Heroi da Libertadores volta à cena
(Créditos: Bruno Cantini/Atlético-MG)

O lateral Marcos Rocha vai mostrar ao planeta o que Minas e todo o país sabem. Ele pode, sim, almejar voos mais altos na carreira e um dia ser o dono da camisa 2 da seleção. Não por acaso, foi eleito por duas vezes o melhor lateral direito do Brasileiro. Do outro lado, o jovem Lucas Cândido, que é volante de origem, mas, em pouco tempo, tomou conta da lateral-esquerda.

Do gênio, a cartola...

Pierre e Josué, 'cães de guarda' da defesa. Que tomaram conta do meio-campo do Galo nos momentos mais difíceis da conquista da Libertadores, dando o suporte ao maestro Ronaldinho, craque indiscutível. Que teve a chance de fazer o que só ele sabe com a bola nos pés. E assim a massa espera aconteça no Mundial.
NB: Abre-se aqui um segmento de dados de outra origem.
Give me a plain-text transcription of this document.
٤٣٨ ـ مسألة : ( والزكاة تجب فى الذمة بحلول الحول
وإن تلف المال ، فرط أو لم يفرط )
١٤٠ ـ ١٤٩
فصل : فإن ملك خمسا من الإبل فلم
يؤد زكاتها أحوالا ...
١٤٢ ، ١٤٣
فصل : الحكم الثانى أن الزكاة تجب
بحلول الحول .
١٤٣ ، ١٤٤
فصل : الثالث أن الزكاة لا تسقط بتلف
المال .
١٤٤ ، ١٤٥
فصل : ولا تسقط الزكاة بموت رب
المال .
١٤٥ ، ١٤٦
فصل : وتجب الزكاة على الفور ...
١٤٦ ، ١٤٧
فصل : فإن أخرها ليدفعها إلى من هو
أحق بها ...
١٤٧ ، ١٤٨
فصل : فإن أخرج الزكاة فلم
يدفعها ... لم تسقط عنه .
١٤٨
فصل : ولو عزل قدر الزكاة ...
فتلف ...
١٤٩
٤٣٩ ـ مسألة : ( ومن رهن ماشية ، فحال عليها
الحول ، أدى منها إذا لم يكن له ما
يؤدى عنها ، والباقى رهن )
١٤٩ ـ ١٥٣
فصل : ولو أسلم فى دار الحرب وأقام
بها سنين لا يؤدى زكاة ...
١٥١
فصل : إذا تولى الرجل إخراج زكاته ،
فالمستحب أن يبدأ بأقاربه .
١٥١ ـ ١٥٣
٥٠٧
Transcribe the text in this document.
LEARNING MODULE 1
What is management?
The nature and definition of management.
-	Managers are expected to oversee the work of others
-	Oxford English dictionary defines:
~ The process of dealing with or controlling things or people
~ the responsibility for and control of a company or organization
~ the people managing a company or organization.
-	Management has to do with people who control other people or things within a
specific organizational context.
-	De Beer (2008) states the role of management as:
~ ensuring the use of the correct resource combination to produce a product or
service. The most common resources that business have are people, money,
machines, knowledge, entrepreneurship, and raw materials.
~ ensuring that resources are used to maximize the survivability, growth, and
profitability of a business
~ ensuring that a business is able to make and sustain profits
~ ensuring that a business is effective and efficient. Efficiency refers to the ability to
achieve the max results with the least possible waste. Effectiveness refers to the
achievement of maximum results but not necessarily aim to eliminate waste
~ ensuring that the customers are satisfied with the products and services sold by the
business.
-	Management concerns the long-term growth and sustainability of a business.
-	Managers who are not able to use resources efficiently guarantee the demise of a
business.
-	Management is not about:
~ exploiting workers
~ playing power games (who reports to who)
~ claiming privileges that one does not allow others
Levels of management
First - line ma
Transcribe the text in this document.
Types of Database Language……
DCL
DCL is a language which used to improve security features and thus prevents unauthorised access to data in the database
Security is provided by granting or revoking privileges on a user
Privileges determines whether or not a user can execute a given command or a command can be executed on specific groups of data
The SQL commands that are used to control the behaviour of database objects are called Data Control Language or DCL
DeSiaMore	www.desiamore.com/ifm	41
Com sua genialidade, tire da cartola aquela jogada, um passe milimétrico e preciso, um chute indefensável, para que possamos conquistar o mundo.

Cuca: um técnico de fé alvinegra
(Créditos: Bruno Cantini/Atlético-MG)

E na linha de frente, o exército do general Cuca tem Diego Tardelli, ídolo da massa, e que está 'voando' nessa temporada. Ele vai querer mostrar por que é tão pedido na seleção. Com ele, Jô e Fernandinho, camisa 11, que chegou para o lugar de Bernard, e por pouco não ficou fora. Ele foi liberado. Raja e Bayern que se cuidem. Jô é titular da seleção e artilheiro da Copa Libertadores.

... do comandante, fé

No comando dessa equipe, um técnico que derrubou todos os rótulos e preconceitos. Após quase três anos, Cuca poderá se despedir. Deixando um presente do tamanho do mundo.